Reputation: 11
I have written a short function to calculate a power of a number modulo N. I can get out of the range of any integer like type, so I've written a loop, that calculates only modulus values:
Function ModPwr(b As Integer, e As Integer, m As Integer) As Integer
Dim r As Integer
r = 1
Do While e > 0
r = r * b Mod m
e = e - 1
Loop
ModPwr = r
End Function
The function collapses or return zero for some input (eg: 217, 143, 221). If I completly remove all "As Integer" and the Dim declaration, everything works fine:
Function ModPwr(b, e, m)
r = 1
Do While e > 0
r = r * b Mod m
e = e - 1
Loop
ModPwr = r
End Function
I have to implement an RSA demo in Excel to demonstrate the encryption/decryption method (using small primes!).
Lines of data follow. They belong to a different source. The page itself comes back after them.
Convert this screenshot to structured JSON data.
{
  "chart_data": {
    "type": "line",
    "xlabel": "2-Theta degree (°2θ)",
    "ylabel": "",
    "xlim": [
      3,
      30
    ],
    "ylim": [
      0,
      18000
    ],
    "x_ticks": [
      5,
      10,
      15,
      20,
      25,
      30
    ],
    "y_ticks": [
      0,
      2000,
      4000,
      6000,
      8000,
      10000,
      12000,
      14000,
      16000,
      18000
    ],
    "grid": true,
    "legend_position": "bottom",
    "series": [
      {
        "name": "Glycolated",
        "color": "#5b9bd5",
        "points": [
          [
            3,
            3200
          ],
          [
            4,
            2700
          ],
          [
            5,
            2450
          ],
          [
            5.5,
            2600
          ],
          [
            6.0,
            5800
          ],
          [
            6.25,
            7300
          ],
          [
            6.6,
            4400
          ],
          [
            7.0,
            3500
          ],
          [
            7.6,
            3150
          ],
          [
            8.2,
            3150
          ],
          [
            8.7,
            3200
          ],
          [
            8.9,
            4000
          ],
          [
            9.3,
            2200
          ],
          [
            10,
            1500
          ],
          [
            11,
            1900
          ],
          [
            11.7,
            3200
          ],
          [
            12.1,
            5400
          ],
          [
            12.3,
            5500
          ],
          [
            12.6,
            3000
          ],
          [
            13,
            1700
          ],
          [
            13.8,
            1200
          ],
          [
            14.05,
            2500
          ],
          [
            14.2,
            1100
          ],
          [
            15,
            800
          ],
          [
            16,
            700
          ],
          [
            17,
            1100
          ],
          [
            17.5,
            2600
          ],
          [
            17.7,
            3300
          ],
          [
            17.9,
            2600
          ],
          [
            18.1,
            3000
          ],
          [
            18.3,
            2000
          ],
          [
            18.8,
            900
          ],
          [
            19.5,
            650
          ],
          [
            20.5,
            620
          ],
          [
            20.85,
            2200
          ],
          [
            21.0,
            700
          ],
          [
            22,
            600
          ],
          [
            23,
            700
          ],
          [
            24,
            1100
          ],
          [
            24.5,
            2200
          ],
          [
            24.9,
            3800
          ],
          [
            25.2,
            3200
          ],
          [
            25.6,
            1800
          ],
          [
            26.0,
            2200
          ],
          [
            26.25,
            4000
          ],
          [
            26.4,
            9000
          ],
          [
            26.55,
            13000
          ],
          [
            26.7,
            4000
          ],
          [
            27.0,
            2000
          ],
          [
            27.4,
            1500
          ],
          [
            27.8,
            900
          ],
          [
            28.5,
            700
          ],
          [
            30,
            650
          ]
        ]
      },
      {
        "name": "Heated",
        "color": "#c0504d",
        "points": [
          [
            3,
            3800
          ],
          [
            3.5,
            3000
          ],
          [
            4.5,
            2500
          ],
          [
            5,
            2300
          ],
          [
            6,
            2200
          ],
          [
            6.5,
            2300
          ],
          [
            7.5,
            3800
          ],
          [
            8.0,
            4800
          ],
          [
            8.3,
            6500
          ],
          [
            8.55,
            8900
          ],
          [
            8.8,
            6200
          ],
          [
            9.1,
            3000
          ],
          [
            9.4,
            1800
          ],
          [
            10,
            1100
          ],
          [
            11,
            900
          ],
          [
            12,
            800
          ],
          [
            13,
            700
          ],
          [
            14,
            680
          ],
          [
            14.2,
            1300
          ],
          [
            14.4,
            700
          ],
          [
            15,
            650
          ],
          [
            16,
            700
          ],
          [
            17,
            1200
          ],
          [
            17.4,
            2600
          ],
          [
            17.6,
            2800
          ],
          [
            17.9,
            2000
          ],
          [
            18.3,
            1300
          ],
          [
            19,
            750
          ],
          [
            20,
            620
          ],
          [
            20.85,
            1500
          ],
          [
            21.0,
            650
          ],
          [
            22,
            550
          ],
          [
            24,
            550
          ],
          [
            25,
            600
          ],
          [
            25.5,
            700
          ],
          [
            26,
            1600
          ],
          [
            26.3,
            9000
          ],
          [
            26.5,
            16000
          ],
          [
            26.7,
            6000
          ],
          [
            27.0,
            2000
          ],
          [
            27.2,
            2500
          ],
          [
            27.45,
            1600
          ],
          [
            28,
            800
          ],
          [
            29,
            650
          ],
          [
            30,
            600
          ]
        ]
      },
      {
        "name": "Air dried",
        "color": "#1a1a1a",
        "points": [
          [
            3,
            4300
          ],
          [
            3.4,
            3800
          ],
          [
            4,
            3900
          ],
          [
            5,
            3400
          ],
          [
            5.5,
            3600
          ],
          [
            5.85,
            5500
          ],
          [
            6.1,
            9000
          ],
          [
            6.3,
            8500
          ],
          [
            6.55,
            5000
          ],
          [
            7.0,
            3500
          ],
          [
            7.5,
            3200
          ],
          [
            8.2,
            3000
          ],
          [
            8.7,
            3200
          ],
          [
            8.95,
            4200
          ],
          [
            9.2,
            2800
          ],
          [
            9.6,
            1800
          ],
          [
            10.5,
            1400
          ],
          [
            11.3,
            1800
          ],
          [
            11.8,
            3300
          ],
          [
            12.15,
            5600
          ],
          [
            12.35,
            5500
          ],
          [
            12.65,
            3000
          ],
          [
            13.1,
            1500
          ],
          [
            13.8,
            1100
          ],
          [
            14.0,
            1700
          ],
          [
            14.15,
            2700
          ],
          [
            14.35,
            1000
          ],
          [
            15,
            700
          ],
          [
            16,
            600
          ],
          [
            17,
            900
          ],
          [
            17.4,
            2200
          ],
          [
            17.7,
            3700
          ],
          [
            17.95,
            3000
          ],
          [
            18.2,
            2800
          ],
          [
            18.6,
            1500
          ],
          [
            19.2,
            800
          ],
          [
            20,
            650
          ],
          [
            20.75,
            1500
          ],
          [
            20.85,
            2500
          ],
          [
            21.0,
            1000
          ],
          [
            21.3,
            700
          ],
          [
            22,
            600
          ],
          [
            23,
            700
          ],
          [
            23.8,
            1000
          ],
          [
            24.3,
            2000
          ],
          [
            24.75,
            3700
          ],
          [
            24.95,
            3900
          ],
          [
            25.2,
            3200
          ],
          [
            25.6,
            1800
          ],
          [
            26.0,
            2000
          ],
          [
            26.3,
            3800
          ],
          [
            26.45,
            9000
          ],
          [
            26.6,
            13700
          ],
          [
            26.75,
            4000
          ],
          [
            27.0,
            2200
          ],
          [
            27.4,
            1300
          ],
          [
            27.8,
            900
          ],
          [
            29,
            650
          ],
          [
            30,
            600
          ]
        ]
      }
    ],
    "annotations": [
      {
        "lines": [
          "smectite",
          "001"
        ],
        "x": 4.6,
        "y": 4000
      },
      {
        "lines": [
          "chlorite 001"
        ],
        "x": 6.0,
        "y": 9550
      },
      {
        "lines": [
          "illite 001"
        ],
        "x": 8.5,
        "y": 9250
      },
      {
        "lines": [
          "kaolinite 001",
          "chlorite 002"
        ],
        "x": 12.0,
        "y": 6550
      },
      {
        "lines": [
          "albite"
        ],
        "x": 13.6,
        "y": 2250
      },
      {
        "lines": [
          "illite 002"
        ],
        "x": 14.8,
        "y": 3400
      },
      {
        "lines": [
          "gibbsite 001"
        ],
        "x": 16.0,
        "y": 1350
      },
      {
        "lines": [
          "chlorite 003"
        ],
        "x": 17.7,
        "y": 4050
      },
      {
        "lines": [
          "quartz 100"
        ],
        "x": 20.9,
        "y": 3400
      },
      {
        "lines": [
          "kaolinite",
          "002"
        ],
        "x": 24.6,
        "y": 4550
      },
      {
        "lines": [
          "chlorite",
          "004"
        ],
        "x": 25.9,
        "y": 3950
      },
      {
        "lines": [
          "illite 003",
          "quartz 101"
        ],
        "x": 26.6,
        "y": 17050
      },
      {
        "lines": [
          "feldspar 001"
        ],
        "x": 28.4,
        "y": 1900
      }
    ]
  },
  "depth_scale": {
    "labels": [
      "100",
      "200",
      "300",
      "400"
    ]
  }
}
I am a newby in VBA.
In other (more complicated) functions I need the type declaration, so I have to find the problem.
Upvotes: 1
Views: 76
Reputation: 56745
Your data type needs to be able to handle up to m * m
. The Integer datatype has a maximum value of 2^15-1 (or 32,767), so can handle m up to 181.
The default data type works because it's double
which has a large range, but is also not an exact numeric. Whet you probably want is to declare everything as Decimal
which has a range up to 10^28, so can handle m up to 100,000,000,000,000 and is an exact numeric.
Upvotes: 0
Reputation: 20199
In VBA, an integer can have a maximum value of 32,767. I'm guessing you're exceeding that and getting an error.
When you don't declare your variable As Integer
, it is automatically created as type Variant
which has a much larger maximum value.